D’improvviso un pianto, la prima voce di una nuova vita.
Sono già dentro la grotta, mi inginocchio al fianco di Maria che ha il viso sudato, arrossato, ma mi guarda felice; e lì c’è nostro figlio. E’ Lui.
Lo sollevo con mani tremanti, com’è piccolo, fragilissimo, non pesa nulla, mi sembra d’avere fra le mani solo i pezzi di stoffa che lo avvolgono.
E’ nato. Tutto ciò che è stato fra noi, tutto quello che io e Maria ci siamo detti, tutti i luoghi attraversati, tutti i giorni che abbiamo vissuto insieme, tutto si è materializzato adesso in questo bambino. Questo bambino è tutto.

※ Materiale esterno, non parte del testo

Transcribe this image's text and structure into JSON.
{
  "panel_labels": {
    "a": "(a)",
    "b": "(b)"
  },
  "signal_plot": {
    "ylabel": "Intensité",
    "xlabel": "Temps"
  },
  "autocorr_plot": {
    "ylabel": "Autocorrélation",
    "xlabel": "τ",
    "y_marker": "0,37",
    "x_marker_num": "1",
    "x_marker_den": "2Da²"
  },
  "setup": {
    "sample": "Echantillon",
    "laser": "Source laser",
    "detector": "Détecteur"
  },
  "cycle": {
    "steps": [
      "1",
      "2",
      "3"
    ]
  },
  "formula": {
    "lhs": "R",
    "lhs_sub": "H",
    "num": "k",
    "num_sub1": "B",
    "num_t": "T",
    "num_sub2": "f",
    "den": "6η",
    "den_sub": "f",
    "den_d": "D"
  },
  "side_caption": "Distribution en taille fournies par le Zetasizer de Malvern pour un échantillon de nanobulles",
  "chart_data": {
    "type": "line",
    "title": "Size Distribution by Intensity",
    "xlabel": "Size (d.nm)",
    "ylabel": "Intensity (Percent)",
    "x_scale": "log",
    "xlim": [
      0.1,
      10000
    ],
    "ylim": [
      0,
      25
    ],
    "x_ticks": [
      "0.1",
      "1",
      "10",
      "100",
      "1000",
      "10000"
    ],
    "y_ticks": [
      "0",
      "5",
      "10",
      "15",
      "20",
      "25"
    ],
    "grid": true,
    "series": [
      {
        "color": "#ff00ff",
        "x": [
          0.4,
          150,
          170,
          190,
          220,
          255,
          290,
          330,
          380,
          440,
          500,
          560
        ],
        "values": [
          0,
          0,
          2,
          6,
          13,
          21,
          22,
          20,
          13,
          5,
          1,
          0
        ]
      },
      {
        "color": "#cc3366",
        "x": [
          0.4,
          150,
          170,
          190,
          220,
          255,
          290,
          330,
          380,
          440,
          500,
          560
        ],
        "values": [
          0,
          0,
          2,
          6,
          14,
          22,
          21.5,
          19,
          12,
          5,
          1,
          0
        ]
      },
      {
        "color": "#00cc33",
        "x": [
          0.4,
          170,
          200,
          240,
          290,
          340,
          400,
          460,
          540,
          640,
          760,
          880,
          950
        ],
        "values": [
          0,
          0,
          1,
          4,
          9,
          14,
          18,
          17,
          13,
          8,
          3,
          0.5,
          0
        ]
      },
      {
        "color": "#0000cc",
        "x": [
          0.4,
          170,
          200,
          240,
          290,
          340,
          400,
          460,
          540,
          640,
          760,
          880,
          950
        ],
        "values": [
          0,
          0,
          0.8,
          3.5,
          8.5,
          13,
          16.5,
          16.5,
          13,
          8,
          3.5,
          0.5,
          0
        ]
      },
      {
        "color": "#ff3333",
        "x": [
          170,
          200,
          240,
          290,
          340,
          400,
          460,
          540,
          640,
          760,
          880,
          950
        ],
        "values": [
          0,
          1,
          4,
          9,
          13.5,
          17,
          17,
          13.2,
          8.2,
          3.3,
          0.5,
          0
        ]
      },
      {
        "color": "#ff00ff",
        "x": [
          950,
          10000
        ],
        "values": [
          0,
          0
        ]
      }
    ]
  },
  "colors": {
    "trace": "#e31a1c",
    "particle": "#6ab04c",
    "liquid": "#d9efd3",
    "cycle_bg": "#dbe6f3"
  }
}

D’ora in poi nulla sarà più come prima. No, non dico per la storia degli uomini, per la redenzione che in ognuno d’ogni tempo sarà scintilla divina entro la vicenda umana.
No, dico per me. La mia vita precedente non è più. Ora io sono un nuovo Giuseppe. Sono tuo padre. Ho una nuova meravigliosa responsabilità, responsabilità di padre.
Provo un sentimento d’amore che non ho mai provato. Sei tutto per me, bambino, tutto. Quante cose faremo insieme, quante cose scopriremo insieme, quante cose ci entusiasmeranno, figlio.
Figlio. Nonostante la Tua incarnazione prodigiosa sei mio figlio. Io, tuo padre. Dio mi comprende, ne sono certo, e permette che io, padre putativo per Suo stesso volere, solo per questa notte, mi senta padre, compiutamente padre, padre e basta.